Friday, July 08, 2016

Thoughts on fossil fuel

Let me start off by saying that I am not by any stretch an expert in the petroleum industry, or any industry for that matter. If any readers have some intelligent facts to inject into the conversation, please be my guest.

I've been witness to, and even participated in, some very heated discussions about oil. Our dependence on it, its effect on our climate, our economy, wars between nations, you name it. I've heard every argument from 'we can't end our dependence on oil' all the way to 'we need to stop using oil as soon as possible'.

I just thought I'd throw my own ideas and thoughts into the fire.

Oil makes a lot of money for a select group of people. Why is it still being subsidized?

Why are people alright with the oil industry being subsidized, but lose their minds if green energy and products are subsidized?

Why do some people continue to use the excuse 'China keeps using coal, why can't we?'? China abuses their people too. Why don't we?

If Germany can get to a point where on one particular day they were getting 95% of their electricity from renewable sources, why do our energy suppliers insist that our grid could never handle more than 20% coming from renewable sources?

If one company (Tesla) can build a fast, practical, safe all-electric vehicle, then add a world-wide free charging network to support it, why can't anyone else?

If Norway, one of the coldest countries in the world, can adopt the electric car faster than any other nation, why are places like Canada still suggesting that electric cars will never work there?

People ask 'What would all the oil workers do for work if we stopped pumping oil and switched to renewable energy?'. I'm guessing they would retrain for the renewable energy sector.

If energy suppliers are complaining that we use too much electricity for the grid to handle, why don't they build more supply? Or better yet, why are they against us providing some of our own (solar) on our premises?

Why do we need to find ways to export our oil to other countries when we're still importing oil and refined products from elsewhere?

Is it really true that if we stopped using oil, we wouldn't be able to make plastics? Can't plastics be made from other sources? More importantly, should we be finding a way to stop using plastics?

If all the money that had been invested in finding oil had been instead invested in nation-wide, high speed transportation, would we need long range cars at all?

Why aren't we leveraging geothermal more? Isn't there a practically limitless supply of heat energy underground?

If we have the technology and materials to build well insulated net-zero homes and offices, why do we continue to throw our heating money out the window by building marginally insulated homes?

While we argue about the safety of more pipelines, of which there are already a crap-load, the oil is instead being transported by the longest rail car trains in history. Does this make sense?

Do we not realize that by the time we get our oil to the coasts, the countries we intend to sell to will already be converting themselves to a more sustainable system?

Why do anti-pipeline folks get angry about the newly proposed pipelines, but ignore the substantial, existing network?

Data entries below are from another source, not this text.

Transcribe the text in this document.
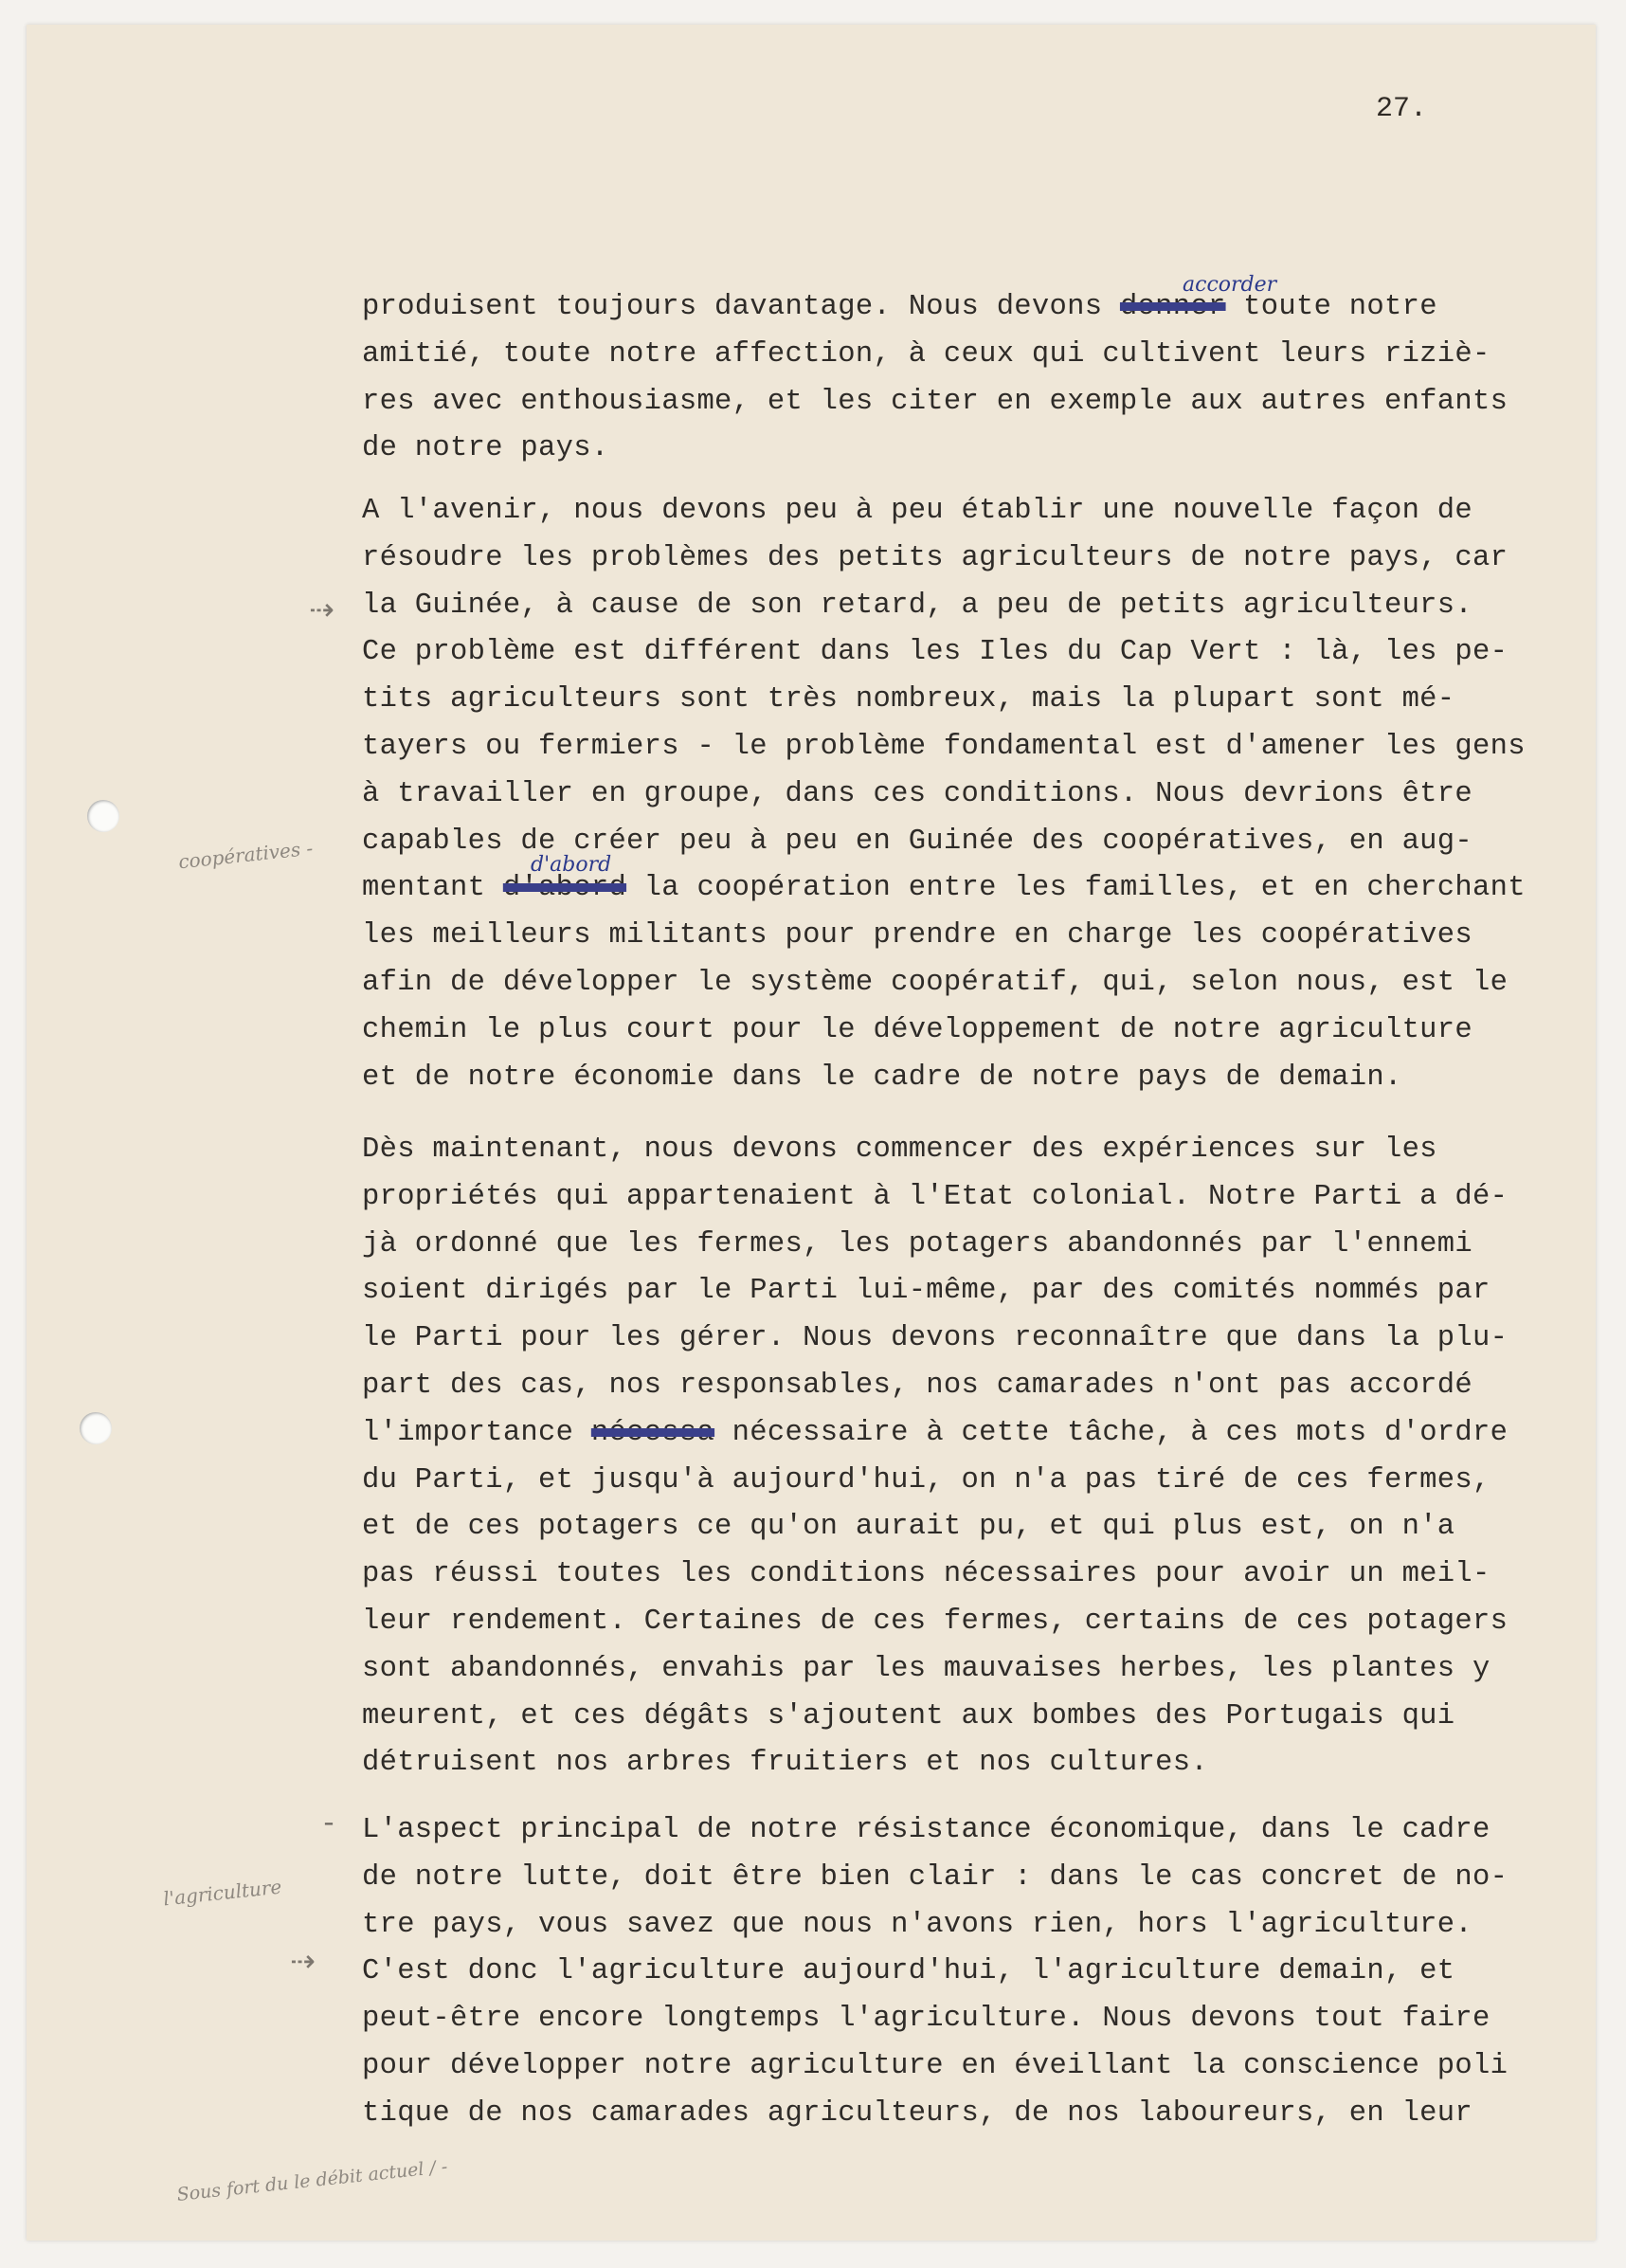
27.
produisent toujours davantage. Nous devons donner toute notre
amitié, toute notre affection, à ceux qui cultivent leurs riziè-
res avec enthousiasme, et les citer en exemple aux autres enfants
de notre pays.
A l'avenir, nous devons peu à peu établir une nouvelle façon de
résoudre les problèmes des petits agriculteurs de notre pays, car
la Guinée, à cause de son retard, a peu de petits agriculteurs.
Ce problème est différent dans les Iles du Cap Vert : là, les pe-
tits agriculteurs sont très nombreux, mais la plupart sont mé-
tayers ou fermiers - le problème fondamental est d'amener les gens
à travailler en groupe, dans ces conditions. Nous devrions être
capables de créer peu à peu en Guinée des coopératives, en aug-
mentant d'abord la coopération entre les familles, et en cherchant
les meilleurs militants pour prendre en charge les coopératives
afin de développer le système coopératif, qui, selon nous, est le
chemin le plus court pour le développement de notre agriculture
et de notre économie dans le cadre de notre pays de demain.
Dès maintenant, nous devons commencer des expériences sur les
propriétés qui appartenaient à l'Etat colonial. Notre Parti a dé-
jà ordonné que les fermes, les potagers abandonnés par l'ennemi
soient dirigés par le Parti lui-même, par des comités nommés par
le Parti pour les gérer. Nous devons reconnaître que dans la plu-
part des cas, nos responsables, nos camarades n'ont pas accordé
l'importance nécessa nécessaire à cette tâche, à ces mots d'ordre
du Parti, et jusqu'à aujourd'hui, on n'a pas tiré de ces fermes,
et de ces potagers ce qu'on aurait pu, et qui plus est, on n'a
pas réussi toutes les conditions nécessaires pour avoir un meil-
leur rendement. Certaines de ces fermes, certains de ces potagers
sont abandonnés, envahis par les mauvaises herbes, les plantes y
meurent, et ces dégâts s'ajoutent aux bombes des Portugais qui
détruisent nos arbres fruitiers et nos cultures.
L'aspect principal de notre résistance économique, dans le cadre
de notre lutte, doit être bien clair : dans le cas concret de no-
tre pays, vous savez que nous n'avons rien, hors l'agriculture.
C'est donc l'agriculture aujourd'hui, l'agriculture demain, et
peut-être encore longtemps l'agriculture. Nous devons tout faire
pour développer notre agriculture en éveillant la conscience poli
tique de nos camarades agriculteurs, de nos laboureurs, en leur
accorder
d'abord
coopératives -
l'agriculture
Sous fort du le débit actuel / -
⇢
⇢
-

I truly believe that the resistance of switching off of oil has nothing to do with its practicality, or that pro-oil people are anti-environmentalists or don't care about the planet. I believe that we're still in oil because it makes money. The only thing that is going to stop our pursuit of getting it out of the ground is when people don't need it anymore.

Norway made a ridiculous amount of money from oil, which they saved up. Now they spend that money on making it cheap to buy electric cars. They fully intend to go oil-free in less than a decade.

I keep hearing the words "Look what oil has done for this country". Aside from jobs, I'm waiting for a more detailed explanation.